Ahi Additive Raises Questions

Carol Cox of EviroWatch shows difference between fresh ahi and ahi treated with a carbon monoxide additive. Carol Cox of EviroWatch shows difference between fresh ahi and ahi treated with a carbon monoxide additive.

HONOLULU (KHNL)  An Oahu environmentalist filed a petition to the U.S. Food and Drug Administration Friday. Carol Cox wants the FDA to ban carbon monoxide treated fish because he says it poses severe health risks.
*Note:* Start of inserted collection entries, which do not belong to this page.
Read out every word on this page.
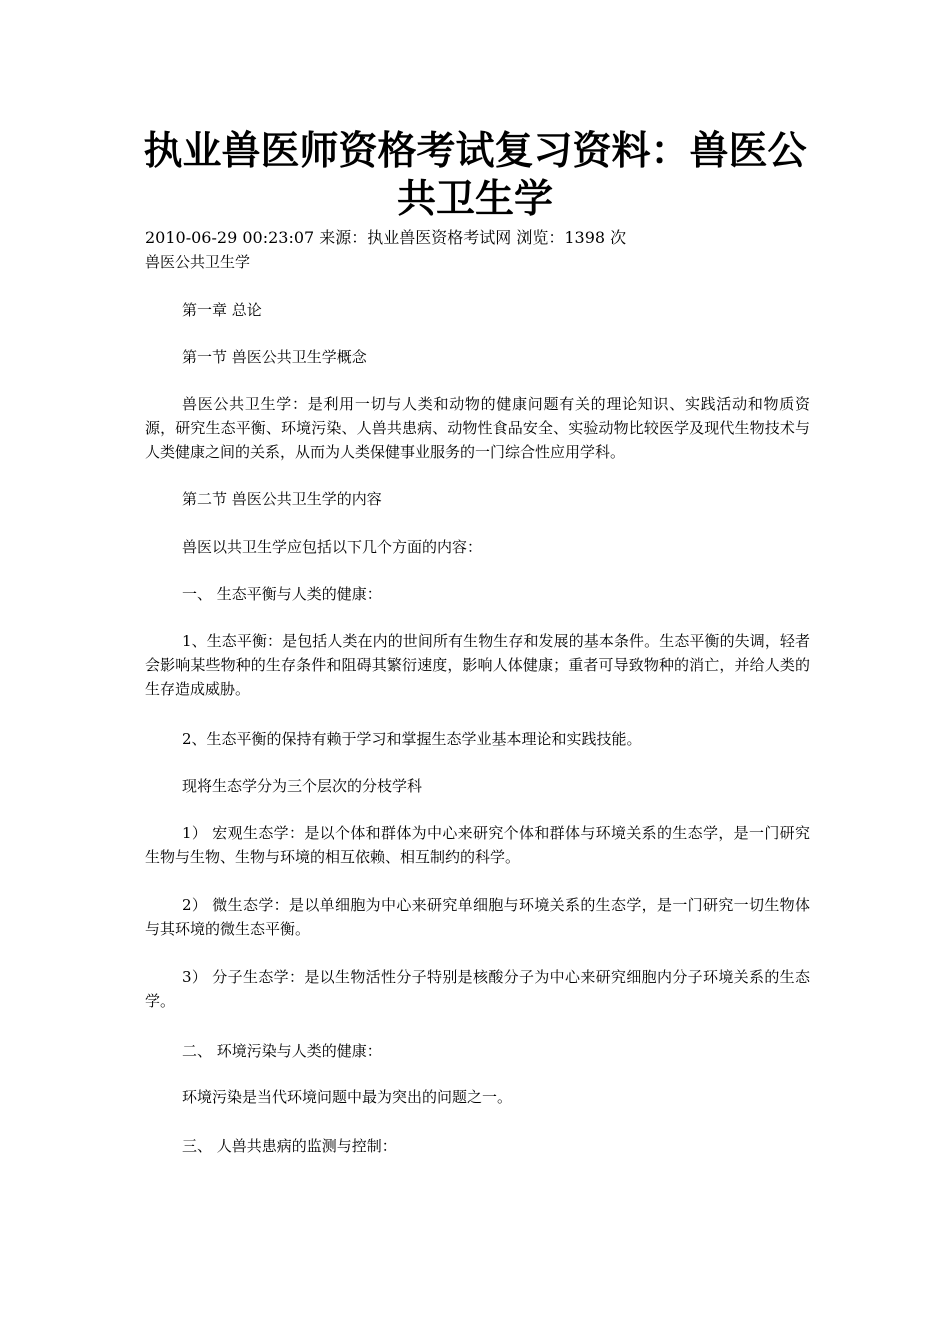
执业兽医师资格考试复习资料：兽医公
共卫生学
2010-06-29 00:23:07 来源：执业兽医资格考试网 浏览：1398 次
兽医公共卫生学

第一章 总论

第一节 兽医公共卫生学概念

兽医公共卫生学：是利用一切与人类和动物的健康问题有关的理论知识、实践活动和物质资源，研究生态平衡、环境污染、人兽共患病、动物性食品安全、实验动物比较医学及现代生物技术与人类健康之间的关系，从而为人类保健事业服务的一门综合性应用学科。

第二节 兽医公共卫生学的内容

兽医以共卫生学应包括以下几个方面的内容：

一、 生态平衡与人类的健康：

1、生态平衡：是包括人类在内的世间所有生物生存和发展的基本条件。生态平衡的失调，轻者会影响某些物种的生存条件和阻碍其繁衍速度，影响人体健康；重者可导致物种的消亡，并给人类的生存造成威胁。

2、生态平衡的保持有赖于学习和掌握生态学业基本理论和实践技能。

现将生态学分为三个层次的分枝学科

1） 宏观生态学：是以个体和群体为中心来研究个体和群体与环境关系的生态学，是一门研究生物与生物、生物与环境的相互依赖、相互制约的科学。

2） 微生态学：是以单细胞为中心来研究单细胞与环境关系的生态学，是一门研究一切生物体与其环境的微生态平衡。

3） 分子生态学：是以生物活性分子特别是核酸分子为中心来研究细胞内分子环境关系的生态学。

二、 环境污染与人类的健康：

环境污染是当代环境问题中最为突出的问题之一。

三、 人兽共患病的监测与控制：
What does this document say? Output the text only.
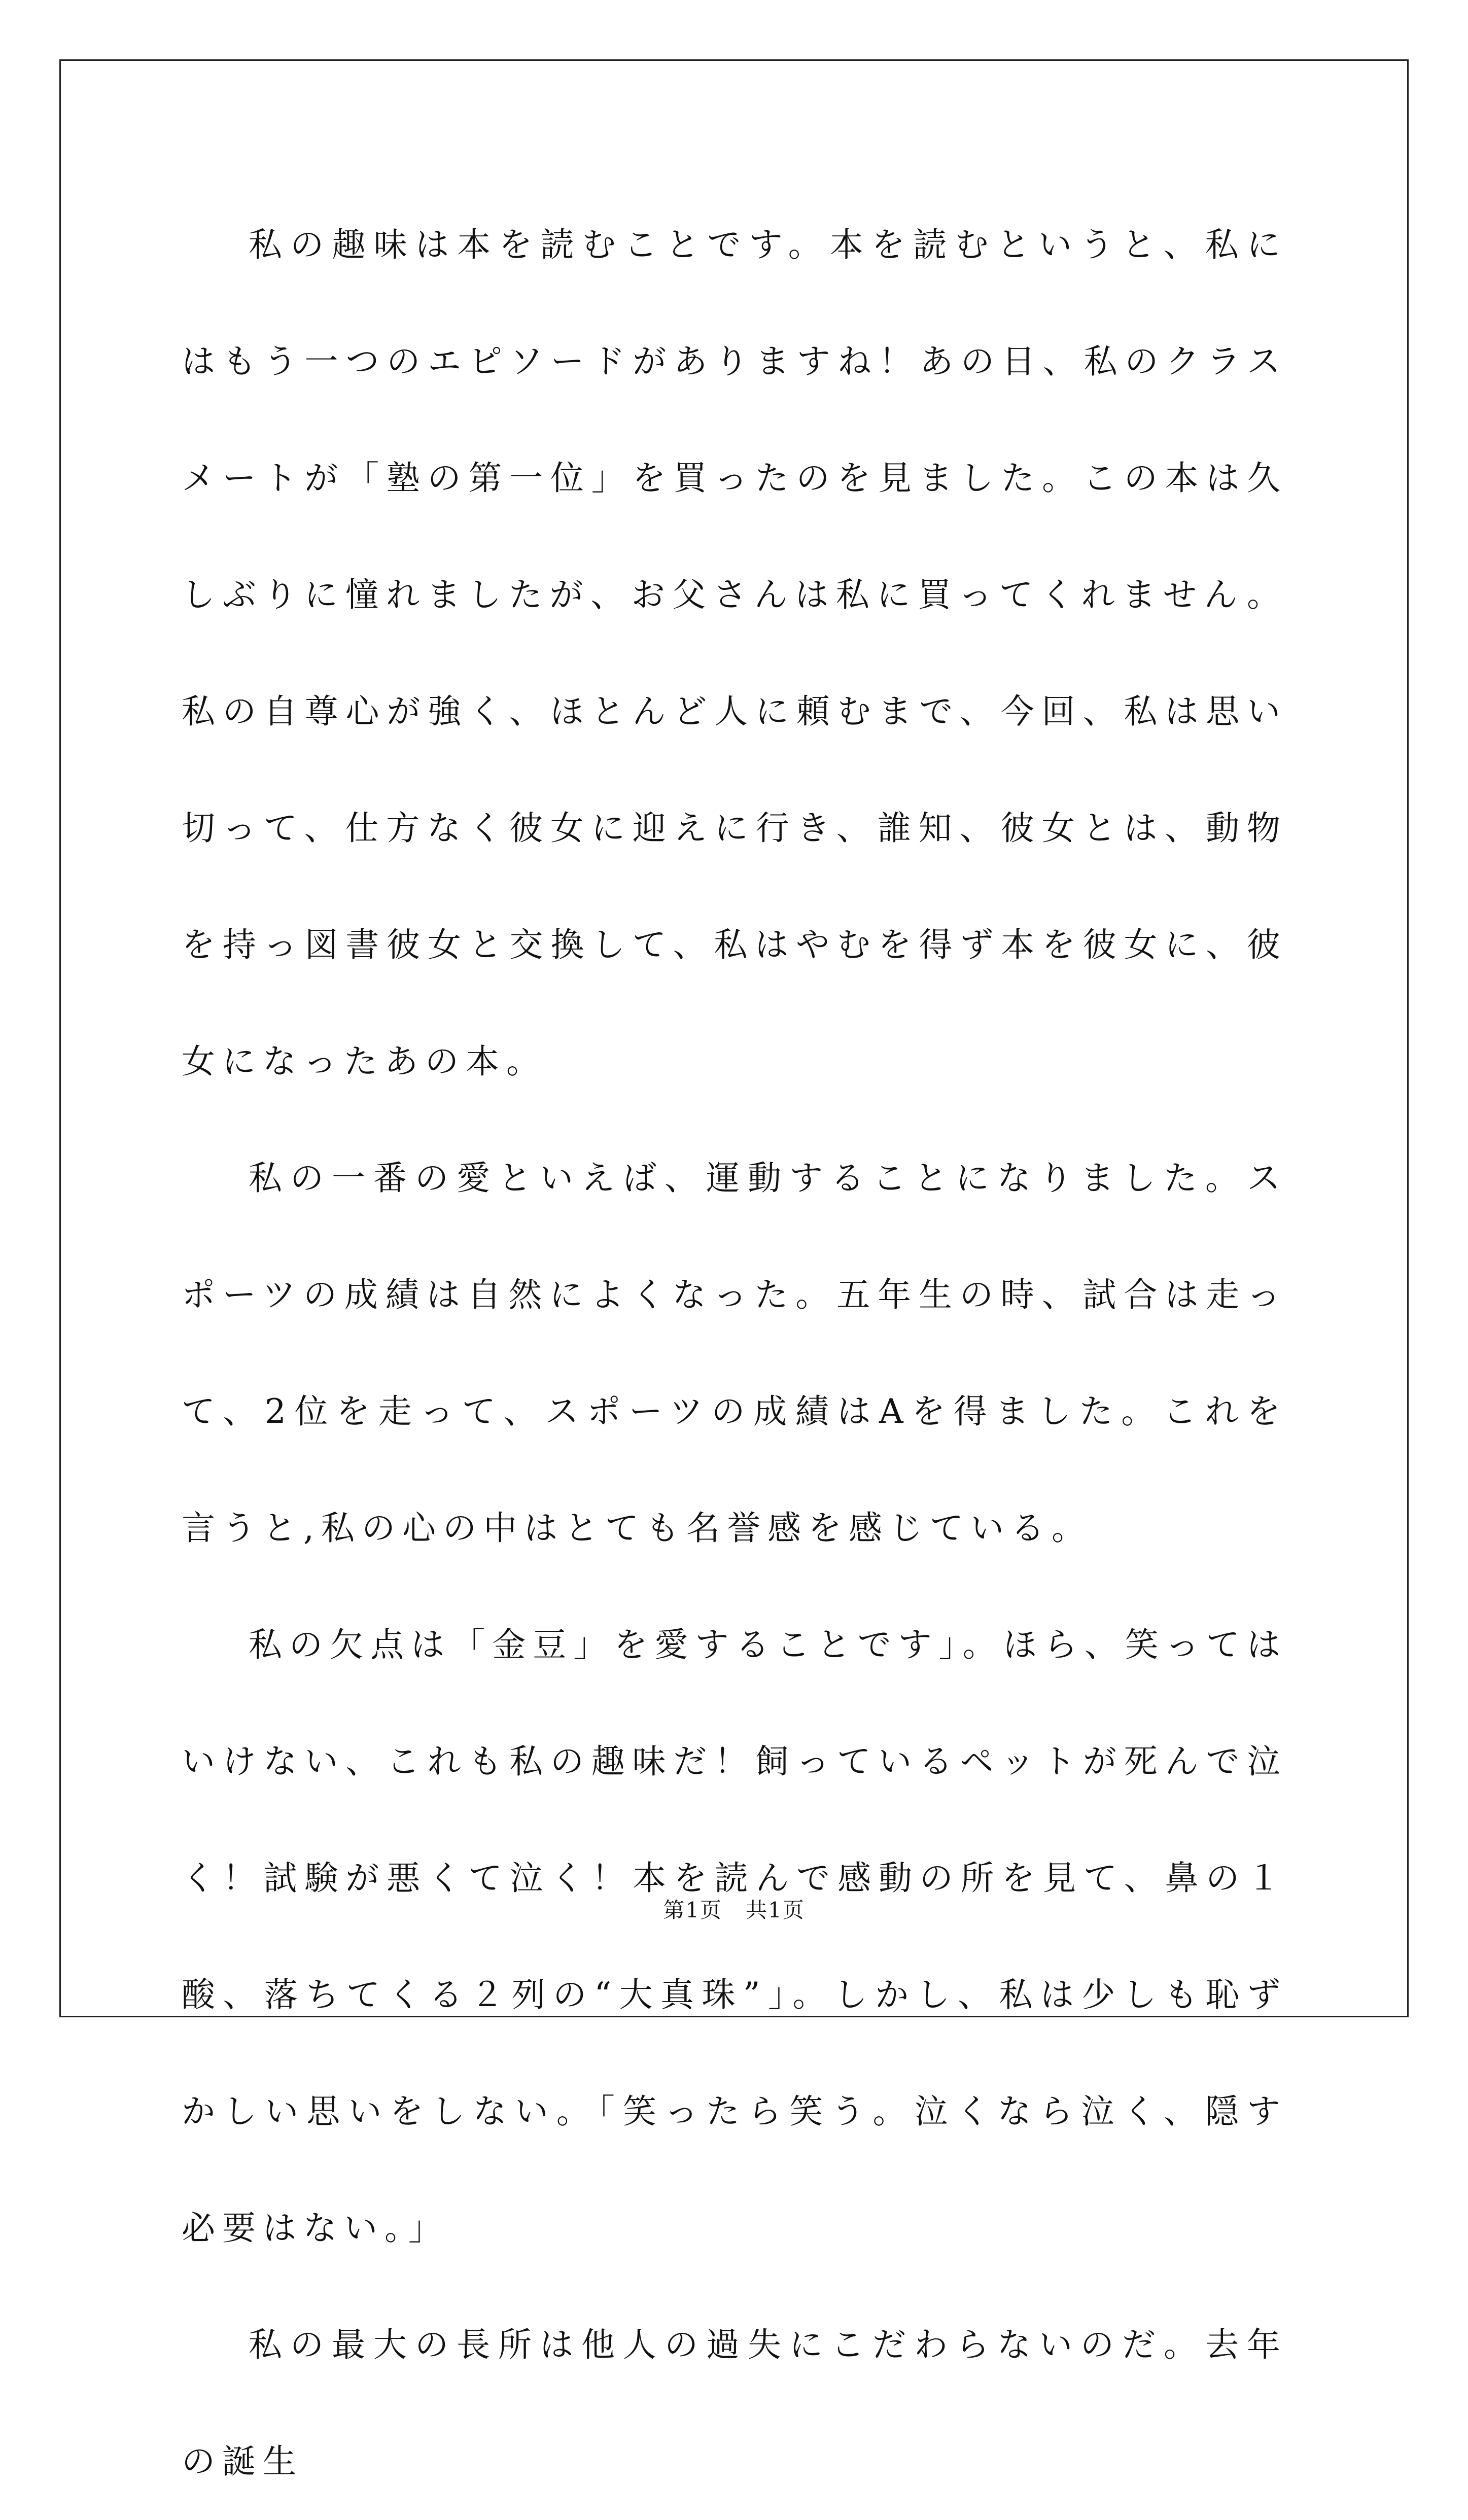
私の趣味は本を読むことです。本を読むというと、私にはもう一つのエピソードがありますね！あの日、私のクラスメートが「塾の第一位」を買ったのを見ました。この本は久しぶりに憧れましたが、お父さんは私に買ってくれません。私の自尊心が強く、ほとんど人に頼むまで、今回、私は思い切って、仕方なく彼女に迎えに行き、誰知、彼女とは、動物を持っ図書彼女と交換して、私はやむを得ず本を彼女に、彼女になったあの本。

私の一番の愛といえば、運動することになりました。スポーツの成績は自然によくなった。五年生の時、試合は走って、2位を走って、スポーツの成績はAを得ました。これを言うと,私の心の中はとても名誉感を感じている。

私の欠点は「金豆」を愛することです」。ほら、笑ってはいけない、これも私の趣味だ！飼っているペットが死んで泣く！試験が悪くて泣く！本を読んで感動の所を見て、鼻の１酸、落ちてくる２列の“大真珠”」。しかし、私は少しも恥ずかしい思いをしない。「笑ったら笑う。泣くなら泣く、隠す必要はない。」

私の最大の長所は他人の過失にこだわらないのだ。去年の誕生

第1页 共1页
Most people who want fresh ahi, or big eye tuna will look at the color of the fish. The brighter the red, the fresher. Cox says ahi treated with carbon monixide has a watermelon hue. Seafood companies use the additive to keep the fish looking fresh. Retailers who sell fish products treated with carbon monoxide are required to label the product. But Cox says the labeling is misleading.

"C.O. treated what's that? Why not spell it out, carbon monoxide treated. If there is decay occuring, and its already aging, and the histamine are present how do we protect from that?" asked Cox during a dockside interview Friday. 

The State Department of Health says fish treated with carbon monoxide is relatively safe, but its aware the labeling is inconsistent.

"That is one of the concerns, or major controversies against using that type of thing. that's why the signage is there, that yes it has been treated with carbon monoxide," said Lynn Nakasone of the Department of Health's Food and Drug Branch.

So to the consumer, it's buyer beware.

"Would the public buy it if they knew it was treated? This is about masking the quality of a product, and not providing that information to the public," said Cox.

The Department of Health says if consumers are unsure if the fish they're buying is treated with carbon monoxide, they should ask questions. If its not labeled, you can call the Health Department.